There are three main constituents of the artery wall, namely, the elastin, the collagen, and the smooth muscle [14, 15]. The elastin is a stable protein and is considered the most load bearing element that functions as resistance to the formation of an aneurysm, whereas the collagen is the protein that is responsible for preventing rupture after formation of an aneurysm. The growth of the aneurysm is associated with deficiency of elastin and weakening of the artery wall [16]. Hence, elastin and collagen should be incorporated into the modeling of arterial wall in order to obtain an accurate biological model of the aneurysm that maybe can lead to better interpretation and prediction for this disease. This is one of the main contributions of this work. In the model we will consider in this paper we will assume elastin and collagen to be one-dimensional passive fibers and also, for simplicity, we will not consider the effects of the smooth muscle for this work.

In Section 2, we will describe the mathematical model that we will consider to solve a coupled fluid-structure problem.

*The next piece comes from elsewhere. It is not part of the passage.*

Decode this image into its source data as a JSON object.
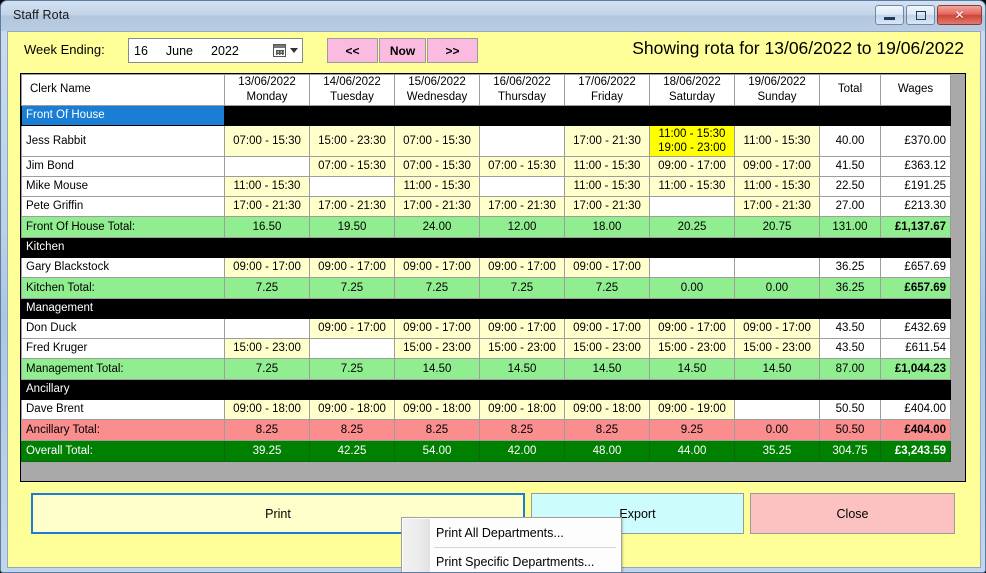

Section 3 discusses the nonlinear analysis and perturbation solution for the model. In Section 4, the linearization of the growth and remodeling model is considered and solved analytically using Laplace transformation. After that, some important computational results and comparisons are discussed in Section 5. Finally, we conclude by some biological interpretation of the results and suggestion for future work.

#### 2. Models and Background

The mathematical modeling of intracranial saccular aneurysm builds on models developed in [11, 12] which included a simple mathematical model of a thin-walled, spherical intracranial aneurysm surrounded by cerebral spinal fluid which is referred to as CSF (see Figure 1).